China shares closed flat, paring losses after Reuters reported that the mainland IPO market could be frozen until the end of March, a move that would reduce competition in the A-share market.
The Shanghai Composite Index and the CSI300 of top Shanghai and Shenzhen listings both closed flat. Both indexes have been hovering near its highest since mid-June after a strong December surge.
Hong Kong shares rebounded from its lowest in a week, resuming a start-of-the year rally that has the main indexes headed towards multi-month highs, with Chinese banks stronger following a brokerage's upgrade for the sector.
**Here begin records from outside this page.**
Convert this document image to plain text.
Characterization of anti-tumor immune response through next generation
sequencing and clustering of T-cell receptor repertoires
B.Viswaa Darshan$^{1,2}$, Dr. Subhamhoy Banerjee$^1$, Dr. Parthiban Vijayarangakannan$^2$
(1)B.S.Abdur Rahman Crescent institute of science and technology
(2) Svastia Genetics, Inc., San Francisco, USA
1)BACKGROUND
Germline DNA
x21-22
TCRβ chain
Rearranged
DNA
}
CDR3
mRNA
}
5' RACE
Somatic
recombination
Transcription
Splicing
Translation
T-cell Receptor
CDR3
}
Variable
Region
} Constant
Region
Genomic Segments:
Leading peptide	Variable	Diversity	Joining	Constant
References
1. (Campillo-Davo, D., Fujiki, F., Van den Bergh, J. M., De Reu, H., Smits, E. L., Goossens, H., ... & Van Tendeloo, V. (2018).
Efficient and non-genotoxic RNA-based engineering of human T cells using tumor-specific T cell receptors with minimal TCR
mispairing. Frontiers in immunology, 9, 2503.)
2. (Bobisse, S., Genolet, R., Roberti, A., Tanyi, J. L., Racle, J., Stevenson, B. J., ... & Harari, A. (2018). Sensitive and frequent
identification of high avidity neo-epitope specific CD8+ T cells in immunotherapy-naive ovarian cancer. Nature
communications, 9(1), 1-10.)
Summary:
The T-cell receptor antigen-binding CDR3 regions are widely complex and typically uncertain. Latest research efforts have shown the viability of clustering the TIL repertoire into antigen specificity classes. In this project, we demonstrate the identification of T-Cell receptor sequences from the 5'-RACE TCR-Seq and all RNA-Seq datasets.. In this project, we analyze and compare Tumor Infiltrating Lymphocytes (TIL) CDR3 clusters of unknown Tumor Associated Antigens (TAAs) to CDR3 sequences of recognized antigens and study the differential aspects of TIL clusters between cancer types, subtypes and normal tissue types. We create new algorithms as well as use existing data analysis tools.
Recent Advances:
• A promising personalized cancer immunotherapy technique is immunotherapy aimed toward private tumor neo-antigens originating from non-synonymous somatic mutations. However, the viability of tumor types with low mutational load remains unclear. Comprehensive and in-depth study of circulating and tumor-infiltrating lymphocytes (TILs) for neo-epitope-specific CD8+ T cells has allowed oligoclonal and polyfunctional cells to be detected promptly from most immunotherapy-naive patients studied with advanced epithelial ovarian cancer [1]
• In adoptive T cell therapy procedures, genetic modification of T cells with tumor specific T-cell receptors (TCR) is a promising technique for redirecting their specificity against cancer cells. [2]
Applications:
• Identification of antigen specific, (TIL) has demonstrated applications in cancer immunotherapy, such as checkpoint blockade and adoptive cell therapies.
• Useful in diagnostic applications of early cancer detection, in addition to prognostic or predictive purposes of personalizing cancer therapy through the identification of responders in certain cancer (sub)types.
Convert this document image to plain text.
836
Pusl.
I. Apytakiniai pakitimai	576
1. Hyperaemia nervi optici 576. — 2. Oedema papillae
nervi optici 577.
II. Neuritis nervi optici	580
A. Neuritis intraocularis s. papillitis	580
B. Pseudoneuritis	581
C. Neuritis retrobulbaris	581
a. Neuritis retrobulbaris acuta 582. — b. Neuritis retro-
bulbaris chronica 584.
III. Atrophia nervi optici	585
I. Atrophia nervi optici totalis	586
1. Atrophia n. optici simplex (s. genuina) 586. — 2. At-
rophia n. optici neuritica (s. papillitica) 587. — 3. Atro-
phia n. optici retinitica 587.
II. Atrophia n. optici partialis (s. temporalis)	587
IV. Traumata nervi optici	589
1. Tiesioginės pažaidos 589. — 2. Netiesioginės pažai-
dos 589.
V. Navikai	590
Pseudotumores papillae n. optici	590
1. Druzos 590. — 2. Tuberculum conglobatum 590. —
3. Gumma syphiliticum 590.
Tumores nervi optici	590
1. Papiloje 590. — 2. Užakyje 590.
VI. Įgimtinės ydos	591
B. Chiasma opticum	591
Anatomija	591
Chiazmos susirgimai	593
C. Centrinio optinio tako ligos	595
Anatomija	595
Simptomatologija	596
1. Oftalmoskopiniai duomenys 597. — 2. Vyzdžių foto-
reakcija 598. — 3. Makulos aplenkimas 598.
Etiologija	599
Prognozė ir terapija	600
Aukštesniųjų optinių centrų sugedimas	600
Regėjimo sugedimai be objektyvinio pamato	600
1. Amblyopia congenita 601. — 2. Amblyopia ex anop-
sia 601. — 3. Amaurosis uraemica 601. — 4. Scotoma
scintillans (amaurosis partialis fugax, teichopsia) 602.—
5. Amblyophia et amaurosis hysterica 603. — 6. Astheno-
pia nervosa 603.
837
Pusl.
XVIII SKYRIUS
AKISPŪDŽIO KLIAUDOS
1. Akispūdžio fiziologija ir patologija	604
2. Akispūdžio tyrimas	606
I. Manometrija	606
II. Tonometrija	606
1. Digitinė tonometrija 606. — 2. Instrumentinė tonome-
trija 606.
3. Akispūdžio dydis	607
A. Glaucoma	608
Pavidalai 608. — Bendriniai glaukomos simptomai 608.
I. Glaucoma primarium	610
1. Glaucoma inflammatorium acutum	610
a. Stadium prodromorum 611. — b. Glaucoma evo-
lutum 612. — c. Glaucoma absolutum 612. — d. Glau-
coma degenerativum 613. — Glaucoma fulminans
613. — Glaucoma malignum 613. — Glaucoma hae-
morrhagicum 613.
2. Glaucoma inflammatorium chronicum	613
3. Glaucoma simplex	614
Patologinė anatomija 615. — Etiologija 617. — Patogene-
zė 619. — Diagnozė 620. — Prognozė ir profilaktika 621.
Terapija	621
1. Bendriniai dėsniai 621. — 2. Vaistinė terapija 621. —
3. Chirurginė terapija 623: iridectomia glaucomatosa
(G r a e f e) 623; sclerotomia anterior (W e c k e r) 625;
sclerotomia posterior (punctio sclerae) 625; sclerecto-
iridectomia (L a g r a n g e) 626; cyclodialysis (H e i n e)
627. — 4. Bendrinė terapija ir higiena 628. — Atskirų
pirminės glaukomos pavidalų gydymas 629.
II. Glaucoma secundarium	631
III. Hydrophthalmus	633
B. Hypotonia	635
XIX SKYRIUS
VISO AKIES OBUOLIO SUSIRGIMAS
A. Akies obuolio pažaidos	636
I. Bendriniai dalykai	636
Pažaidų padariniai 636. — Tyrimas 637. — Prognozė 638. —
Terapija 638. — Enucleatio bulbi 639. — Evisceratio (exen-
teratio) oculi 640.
The Hang Seng Index ended up 0.5 percent at 23,218.5, recovering from its lowest close since December 31 set on Tuesday. The China Enterprises Index of the top Chinese listings in Hong Kong rose 0.9 percent.
Bank of China (BOC) climbed 1.1 percent to HK$3.59 after UBS raised its price target by 31 percent from HK$3.05 to HK$4, citing its attractive valuation that make BOC the least expensive among the larger H-share banks.
China Railway Group jumped 5.1 percent and China Railway Construction rose 3 percent after JP Morgan analysts raised their price target for both these stocks by about 40 percent.
MGM China shares jumped 7 percent after the company received government approval for a $2.5 billion Macau casino.
Over in Southeast Asia, Singapore's Straits Times Index closed 0.5 percent higher while Malaysia's KLCI Composite Index ended up 0.06 percent.
In India, the BSE Index finished 0.4 percent lower and the 50-share NSE Index closed down 0.5 percent.